Saturday, October 21, 2017

Actresses and Millions of Other Independent Contractors....,


thenation |  there’s another reason actresses harassed by Weinstein may have been discouraged from reporting sexual harassment. Any who were working on a Weinstein film were almost certainly classified as independent contractors, not regular employees. And that means that the anti-discrimination and sexual-harassment protections of federal law didn’t apply to them. 

It’s a problem not just in Hollywood but throughout the economy, in industries as diverse as real estate, trucking, technology, and home health care. And the problem is growing. As more companies classify their workers as independent contractors or push workers into nontraditional employment arrangements, an increasing number of people are at risk of having virtually no recourse for on-the-job harassment. 

Workplace discrimination and harassment based on sex are prohibited under Title VII of the Civil Rights Act, which outlaws “employment practice[s] [that] discriminate against any individual with respect to his compensation, terms, conditions, or privileges of employment, because of such individual’s race, color, religion, sex, or national origin.” If an employee feels she is being harassed at work, she can file a complaint with the Equal Employment Opportunity Commission, the first step in taking legal action. But the catch is that she has to be an employee for Title VII protections to apply. Independent contractors, temp workers, and those employed by contracting companies are not covered under the law. “Title VII has to be related to employment,” explained Catherine Ruckelshaus, program director at the National Employment Law Project. Anyone who’s not a traditional employee can’t easily bring claims under it. “The more attenuated you get from an employment relationship, the harder it is under Title VII.”

When a film gets made, the employer is typically a holding company, often an LLC, and the people who work on the show are rarely traditional W2 employees. “Almost everybody across the board in this industry works as an independent contractor when there’s an individual production getting made, when you work on a feature film,” explained Maria Giese, a film director who has pushed for greater gender equality in the industry. The same is typically true for those who work on theater productions or commercials. An individual actress who has been sexually harassed could try to bring a case under Title VII—but that would require her first to prove that she was illegally classified as an independent contractor and should have been an employee. She may be successful. “I don’t think that there has been an answer legislated or adjudicated” as to whether film employees should be treated like employees, said Melissa Silverstein, founder of Women and Hollywood. For example, the Equal Employment Opportunity Commission, which is charged with enforcing Title VII and would only have jurisdiction if Title VII applied, is currently investigating gender discrimination against directors at the major movie studios, with its efforts still pending. 

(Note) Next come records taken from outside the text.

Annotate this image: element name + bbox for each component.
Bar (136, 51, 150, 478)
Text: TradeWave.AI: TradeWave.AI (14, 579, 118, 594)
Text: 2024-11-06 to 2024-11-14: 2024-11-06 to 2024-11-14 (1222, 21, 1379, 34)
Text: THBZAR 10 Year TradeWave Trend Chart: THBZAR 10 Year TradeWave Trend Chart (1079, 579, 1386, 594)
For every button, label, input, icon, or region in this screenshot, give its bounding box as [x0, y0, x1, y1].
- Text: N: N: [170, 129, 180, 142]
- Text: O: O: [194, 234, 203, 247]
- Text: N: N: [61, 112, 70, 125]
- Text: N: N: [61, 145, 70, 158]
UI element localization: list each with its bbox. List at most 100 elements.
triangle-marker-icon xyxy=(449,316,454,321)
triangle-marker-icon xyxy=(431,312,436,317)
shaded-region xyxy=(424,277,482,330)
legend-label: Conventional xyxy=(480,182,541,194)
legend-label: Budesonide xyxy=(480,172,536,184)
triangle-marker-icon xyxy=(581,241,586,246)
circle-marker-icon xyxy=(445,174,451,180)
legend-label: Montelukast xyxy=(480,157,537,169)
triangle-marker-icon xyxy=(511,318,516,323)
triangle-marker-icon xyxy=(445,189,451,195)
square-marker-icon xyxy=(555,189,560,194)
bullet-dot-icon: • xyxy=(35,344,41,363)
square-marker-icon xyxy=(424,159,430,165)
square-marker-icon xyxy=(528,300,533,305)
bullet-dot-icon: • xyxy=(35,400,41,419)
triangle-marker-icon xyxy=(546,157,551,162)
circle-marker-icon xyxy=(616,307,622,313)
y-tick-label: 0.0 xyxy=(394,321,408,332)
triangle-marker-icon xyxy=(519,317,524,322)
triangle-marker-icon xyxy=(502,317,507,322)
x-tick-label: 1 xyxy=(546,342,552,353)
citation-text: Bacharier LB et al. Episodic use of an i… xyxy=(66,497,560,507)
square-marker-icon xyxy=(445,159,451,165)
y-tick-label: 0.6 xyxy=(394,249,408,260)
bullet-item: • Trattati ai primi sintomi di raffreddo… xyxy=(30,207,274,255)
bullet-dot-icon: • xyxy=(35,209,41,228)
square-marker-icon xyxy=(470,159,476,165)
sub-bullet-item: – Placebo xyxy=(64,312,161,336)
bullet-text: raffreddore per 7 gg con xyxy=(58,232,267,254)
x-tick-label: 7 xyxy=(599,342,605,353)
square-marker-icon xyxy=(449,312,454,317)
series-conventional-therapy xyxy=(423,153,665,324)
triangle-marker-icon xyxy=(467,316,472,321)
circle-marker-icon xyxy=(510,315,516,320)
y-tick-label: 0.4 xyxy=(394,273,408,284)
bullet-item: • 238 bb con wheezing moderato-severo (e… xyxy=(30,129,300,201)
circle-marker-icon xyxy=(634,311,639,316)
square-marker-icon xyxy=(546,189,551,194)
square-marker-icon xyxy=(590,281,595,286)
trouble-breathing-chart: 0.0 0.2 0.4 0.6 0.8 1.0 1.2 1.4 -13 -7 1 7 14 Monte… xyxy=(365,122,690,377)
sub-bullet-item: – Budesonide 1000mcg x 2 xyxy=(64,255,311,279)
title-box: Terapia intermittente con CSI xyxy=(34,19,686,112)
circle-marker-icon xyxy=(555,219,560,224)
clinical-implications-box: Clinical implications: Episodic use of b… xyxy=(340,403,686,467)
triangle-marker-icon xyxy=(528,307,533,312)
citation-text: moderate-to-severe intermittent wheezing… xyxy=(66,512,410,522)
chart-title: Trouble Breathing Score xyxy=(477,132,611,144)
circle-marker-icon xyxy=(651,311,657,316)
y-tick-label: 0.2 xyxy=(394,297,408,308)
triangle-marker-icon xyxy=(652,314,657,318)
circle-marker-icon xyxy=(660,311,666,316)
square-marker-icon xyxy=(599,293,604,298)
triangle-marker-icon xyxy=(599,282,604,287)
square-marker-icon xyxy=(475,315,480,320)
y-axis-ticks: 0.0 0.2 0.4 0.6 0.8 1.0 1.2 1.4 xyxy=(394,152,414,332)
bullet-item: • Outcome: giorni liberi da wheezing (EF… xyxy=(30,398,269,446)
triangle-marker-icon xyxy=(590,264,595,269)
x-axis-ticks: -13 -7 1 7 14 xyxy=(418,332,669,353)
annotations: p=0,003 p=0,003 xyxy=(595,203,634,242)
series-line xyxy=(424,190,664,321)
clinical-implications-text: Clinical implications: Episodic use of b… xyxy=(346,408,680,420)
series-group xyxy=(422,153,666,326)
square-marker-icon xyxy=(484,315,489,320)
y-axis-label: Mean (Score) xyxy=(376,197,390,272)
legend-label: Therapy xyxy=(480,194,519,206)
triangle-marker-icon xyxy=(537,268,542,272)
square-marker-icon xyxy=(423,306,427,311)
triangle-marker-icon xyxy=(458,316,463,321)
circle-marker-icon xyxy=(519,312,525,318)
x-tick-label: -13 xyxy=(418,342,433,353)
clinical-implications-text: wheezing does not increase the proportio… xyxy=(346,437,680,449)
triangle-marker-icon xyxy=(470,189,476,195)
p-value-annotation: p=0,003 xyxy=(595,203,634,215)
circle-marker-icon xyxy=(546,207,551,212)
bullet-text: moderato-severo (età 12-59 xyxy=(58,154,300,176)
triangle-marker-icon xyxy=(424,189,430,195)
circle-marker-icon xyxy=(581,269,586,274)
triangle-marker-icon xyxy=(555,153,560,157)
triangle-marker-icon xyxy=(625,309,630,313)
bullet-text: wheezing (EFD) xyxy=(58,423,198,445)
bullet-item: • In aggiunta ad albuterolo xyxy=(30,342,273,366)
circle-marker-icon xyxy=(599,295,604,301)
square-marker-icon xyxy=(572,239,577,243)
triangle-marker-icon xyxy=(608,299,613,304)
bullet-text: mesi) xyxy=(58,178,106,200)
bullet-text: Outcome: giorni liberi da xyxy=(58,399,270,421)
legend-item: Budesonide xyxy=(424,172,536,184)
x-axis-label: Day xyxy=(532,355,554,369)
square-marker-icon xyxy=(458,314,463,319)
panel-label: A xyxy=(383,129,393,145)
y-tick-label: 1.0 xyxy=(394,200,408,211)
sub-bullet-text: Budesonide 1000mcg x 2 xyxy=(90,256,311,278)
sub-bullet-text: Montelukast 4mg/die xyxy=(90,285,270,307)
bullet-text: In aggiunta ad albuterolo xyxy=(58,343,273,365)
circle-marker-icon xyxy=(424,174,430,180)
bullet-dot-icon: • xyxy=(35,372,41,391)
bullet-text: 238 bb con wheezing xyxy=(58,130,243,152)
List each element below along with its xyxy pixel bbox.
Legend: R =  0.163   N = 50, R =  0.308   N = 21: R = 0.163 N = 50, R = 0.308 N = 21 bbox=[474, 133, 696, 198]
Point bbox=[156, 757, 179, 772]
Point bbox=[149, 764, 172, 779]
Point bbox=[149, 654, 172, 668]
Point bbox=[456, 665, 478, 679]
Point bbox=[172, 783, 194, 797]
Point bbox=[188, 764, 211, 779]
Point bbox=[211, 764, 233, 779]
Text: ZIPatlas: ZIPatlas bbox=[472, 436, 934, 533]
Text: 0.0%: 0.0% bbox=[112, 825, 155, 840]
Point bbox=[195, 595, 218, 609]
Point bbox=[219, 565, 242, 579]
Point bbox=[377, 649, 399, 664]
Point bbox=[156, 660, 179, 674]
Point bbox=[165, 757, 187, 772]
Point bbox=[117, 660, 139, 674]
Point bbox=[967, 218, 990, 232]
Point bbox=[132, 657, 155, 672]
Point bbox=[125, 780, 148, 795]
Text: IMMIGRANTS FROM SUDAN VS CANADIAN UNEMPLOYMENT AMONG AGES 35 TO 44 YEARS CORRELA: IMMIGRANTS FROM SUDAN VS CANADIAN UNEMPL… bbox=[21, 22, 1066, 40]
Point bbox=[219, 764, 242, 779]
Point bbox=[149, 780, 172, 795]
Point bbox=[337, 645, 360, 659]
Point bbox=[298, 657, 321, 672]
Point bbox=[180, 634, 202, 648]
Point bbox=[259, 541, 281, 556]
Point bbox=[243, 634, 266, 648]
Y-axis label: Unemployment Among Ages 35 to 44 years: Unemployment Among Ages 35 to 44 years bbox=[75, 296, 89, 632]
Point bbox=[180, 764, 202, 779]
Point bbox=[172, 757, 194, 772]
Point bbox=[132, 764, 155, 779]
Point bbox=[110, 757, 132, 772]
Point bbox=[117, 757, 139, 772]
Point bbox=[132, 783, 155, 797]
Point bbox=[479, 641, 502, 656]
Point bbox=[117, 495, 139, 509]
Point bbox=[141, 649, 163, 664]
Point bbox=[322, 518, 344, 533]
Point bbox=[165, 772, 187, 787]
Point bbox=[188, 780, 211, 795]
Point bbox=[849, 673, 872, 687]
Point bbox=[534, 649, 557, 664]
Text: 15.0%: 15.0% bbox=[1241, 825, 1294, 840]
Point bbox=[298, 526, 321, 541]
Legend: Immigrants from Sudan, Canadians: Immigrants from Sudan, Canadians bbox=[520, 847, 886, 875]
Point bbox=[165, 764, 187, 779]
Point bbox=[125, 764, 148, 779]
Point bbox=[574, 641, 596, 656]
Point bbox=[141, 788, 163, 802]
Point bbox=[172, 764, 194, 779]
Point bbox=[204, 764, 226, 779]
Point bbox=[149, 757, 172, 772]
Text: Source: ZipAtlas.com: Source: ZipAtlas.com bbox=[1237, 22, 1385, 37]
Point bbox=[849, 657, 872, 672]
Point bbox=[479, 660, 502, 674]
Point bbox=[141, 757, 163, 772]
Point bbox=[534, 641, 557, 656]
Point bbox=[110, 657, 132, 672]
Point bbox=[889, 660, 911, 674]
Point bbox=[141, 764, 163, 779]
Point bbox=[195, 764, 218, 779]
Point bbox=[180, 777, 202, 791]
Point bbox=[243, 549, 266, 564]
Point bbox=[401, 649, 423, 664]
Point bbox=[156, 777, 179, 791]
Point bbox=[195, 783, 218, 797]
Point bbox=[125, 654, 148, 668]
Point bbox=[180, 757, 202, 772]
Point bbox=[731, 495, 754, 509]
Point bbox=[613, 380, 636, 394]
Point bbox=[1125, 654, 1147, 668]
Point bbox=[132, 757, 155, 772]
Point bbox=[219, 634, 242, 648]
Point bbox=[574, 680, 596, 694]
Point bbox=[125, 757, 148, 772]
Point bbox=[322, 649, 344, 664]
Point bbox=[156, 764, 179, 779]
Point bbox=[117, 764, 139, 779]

Still, it’s a major hurdle. And if the actress can’t prove that she was misclassified as a contractor, the only option left would be to bring a contract claim between two business entities—the employer and the contractor. “Then they’re in a private contract realm where they would have to argue that the person violated their rights to operate their business in an ethical manner,” Ruckelshaus explained. “Those are really hard to bring because typically they’re very fact-based.… If you get into the he said/she said side of things, if you can’t prove the allegations of tort or contract breach, you’re out of luck.” Whereas Title VII claims just have to prove the employer allowed harassment based on sex, contract claims have to prove an employer’s intent to discriminate. “It’s very specific,” Ruckelshaus said. “Filing a lawsuit would be more difficult based on independent contractor status,” Giese agreed.